In 1978, as the anti-gay backlash in the US gained strength, activists in San Francisco called for an international day of protest. Sydney’s Gay Solidarity Group was quick to respond. Unwittingly they were taking the Australian gay movement to a new place.
The day of action included a protest march through the city in the morning, followed by a public meeting. But on the night of July 24, something different happened. A festive march – dubbed a Mardi Gras – with music, costumes, dancing in the streets, began in Taylor Square on Oxford Street (the coming place to be).
All went well. Two thousand people turned up – the largest such gay and lesbian march in Australian history to that point. Even the police were there. The organisers had obtained a march permit, intending that a police presence would protect them from any yobbos in the streets.
Big mistake. For reasons that still unclear, the cops withdrew the permit mid-march, ordering the crowd to disperse. Furious, people refused, and bolted back to Kings Cross only to find themselves trapped.

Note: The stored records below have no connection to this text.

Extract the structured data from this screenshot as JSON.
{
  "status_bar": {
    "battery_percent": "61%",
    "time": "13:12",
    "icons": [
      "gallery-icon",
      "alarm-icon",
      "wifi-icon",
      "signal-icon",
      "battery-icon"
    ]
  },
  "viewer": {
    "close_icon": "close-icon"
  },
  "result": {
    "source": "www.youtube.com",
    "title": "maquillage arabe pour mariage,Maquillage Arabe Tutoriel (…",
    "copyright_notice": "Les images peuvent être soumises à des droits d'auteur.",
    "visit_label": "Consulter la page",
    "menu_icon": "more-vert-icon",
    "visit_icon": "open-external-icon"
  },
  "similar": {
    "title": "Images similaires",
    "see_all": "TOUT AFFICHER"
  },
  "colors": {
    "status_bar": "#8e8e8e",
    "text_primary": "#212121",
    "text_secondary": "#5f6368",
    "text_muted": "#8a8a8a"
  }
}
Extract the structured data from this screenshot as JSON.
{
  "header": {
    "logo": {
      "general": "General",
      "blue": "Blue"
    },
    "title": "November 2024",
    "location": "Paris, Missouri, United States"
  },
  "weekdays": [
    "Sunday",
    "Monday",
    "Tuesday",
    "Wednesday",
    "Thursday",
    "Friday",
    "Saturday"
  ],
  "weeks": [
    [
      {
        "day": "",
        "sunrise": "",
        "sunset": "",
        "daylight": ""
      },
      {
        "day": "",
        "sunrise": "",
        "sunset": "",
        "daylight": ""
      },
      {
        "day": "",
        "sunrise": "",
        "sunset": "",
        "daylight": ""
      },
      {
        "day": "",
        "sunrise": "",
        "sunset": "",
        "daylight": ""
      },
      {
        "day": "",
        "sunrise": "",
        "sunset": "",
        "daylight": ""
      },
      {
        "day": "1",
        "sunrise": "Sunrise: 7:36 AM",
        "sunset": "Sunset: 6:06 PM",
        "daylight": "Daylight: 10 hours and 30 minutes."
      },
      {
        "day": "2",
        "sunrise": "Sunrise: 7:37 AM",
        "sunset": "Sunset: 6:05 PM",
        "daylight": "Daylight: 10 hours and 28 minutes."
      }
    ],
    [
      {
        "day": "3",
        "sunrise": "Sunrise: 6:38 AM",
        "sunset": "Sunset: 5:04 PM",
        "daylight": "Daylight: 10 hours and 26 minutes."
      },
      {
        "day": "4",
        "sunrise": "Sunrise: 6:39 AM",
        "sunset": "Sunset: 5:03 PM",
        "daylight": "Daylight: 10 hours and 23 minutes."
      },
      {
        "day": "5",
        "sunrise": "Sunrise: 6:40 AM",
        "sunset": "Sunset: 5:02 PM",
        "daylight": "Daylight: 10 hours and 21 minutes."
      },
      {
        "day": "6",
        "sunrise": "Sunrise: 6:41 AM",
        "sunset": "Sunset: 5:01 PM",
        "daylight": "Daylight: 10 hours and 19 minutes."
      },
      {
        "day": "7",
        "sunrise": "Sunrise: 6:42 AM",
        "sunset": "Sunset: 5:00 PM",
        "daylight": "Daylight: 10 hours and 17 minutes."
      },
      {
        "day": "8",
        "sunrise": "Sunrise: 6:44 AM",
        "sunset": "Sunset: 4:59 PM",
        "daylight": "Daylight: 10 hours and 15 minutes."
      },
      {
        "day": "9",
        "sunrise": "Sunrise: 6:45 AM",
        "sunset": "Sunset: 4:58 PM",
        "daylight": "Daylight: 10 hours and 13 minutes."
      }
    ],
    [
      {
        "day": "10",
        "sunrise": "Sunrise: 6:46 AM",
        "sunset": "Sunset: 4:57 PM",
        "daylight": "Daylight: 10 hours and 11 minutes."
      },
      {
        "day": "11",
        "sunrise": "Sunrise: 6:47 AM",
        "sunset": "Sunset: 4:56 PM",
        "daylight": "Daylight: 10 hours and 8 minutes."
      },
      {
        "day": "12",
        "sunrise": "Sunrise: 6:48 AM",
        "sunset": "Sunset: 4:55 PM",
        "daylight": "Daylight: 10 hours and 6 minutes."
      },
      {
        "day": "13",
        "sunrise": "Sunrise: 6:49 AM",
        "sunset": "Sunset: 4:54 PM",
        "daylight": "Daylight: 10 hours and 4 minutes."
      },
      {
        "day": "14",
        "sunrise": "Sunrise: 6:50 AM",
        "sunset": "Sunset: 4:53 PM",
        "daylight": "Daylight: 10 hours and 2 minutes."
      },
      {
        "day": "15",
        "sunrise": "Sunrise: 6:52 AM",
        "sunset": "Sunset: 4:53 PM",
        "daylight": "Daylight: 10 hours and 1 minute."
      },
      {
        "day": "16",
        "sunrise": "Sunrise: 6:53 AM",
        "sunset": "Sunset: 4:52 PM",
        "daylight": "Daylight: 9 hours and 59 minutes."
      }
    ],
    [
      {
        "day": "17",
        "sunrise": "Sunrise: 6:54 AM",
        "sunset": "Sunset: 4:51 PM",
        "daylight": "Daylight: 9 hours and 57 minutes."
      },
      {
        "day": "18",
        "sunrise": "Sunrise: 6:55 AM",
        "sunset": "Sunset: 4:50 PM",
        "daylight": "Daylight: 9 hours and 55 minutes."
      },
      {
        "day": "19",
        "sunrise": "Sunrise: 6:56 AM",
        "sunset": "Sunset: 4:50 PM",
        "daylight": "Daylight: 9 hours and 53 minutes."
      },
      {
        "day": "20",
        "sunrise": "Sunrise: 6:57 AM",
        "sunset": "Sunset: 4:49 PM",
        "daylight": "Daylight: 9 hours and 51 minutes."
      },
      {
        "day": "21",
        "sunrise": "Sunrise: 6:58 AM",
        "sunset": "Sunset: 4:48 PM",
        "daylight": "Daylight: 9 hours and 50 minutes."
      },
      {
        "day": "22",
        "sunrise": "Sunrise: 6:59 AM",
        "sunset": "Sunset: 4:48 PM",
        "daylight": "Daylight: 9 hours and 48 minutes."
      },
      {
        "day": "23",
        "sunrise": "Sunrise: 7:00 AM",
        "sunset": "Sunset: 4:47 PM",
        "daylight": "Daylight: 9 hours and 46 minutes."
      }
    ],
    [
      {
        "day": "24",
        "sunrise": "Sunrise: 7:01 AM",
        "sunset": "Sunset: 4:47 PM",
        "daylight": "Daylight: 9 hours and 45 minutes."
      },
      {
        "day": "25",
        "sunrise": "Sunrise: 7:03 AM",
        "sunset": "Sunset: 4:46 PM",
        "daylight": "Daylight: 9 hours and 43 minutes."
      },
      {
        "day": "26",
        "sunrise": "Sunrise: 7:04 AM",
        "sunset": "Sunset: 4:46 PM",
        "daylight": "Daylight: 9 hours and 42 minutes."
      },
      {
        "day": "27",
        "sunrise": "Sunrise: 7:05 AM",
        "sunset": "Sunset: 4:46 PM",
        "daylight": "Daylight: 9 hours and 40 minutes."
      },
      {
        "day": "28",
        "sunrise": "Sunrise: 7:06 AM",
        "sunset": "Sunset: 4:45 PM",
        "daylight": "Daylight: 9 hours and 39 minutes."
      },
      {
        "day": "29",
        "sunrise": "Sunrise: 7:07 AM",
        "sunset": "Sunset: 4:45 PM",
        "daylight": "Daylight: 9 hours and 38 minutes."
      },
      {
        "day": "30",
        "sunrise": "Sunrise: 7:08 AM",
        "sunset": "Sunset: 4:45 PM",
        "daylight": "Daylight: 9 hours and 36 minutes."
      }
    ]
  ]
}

The police attacked. Kicking and punching marchers and dragging them to paddy wagons. All hell broke loose. People fought back – the marchers joined by locals. Garbage bins and bottles and cans rained down on the police.
In the end 53 people were arrested. But this was only the beginning. The protests – and the arrests – went on. But the refusal to be cowed meant that a year later an anniversary Mardi Gras was held. A tradition was born.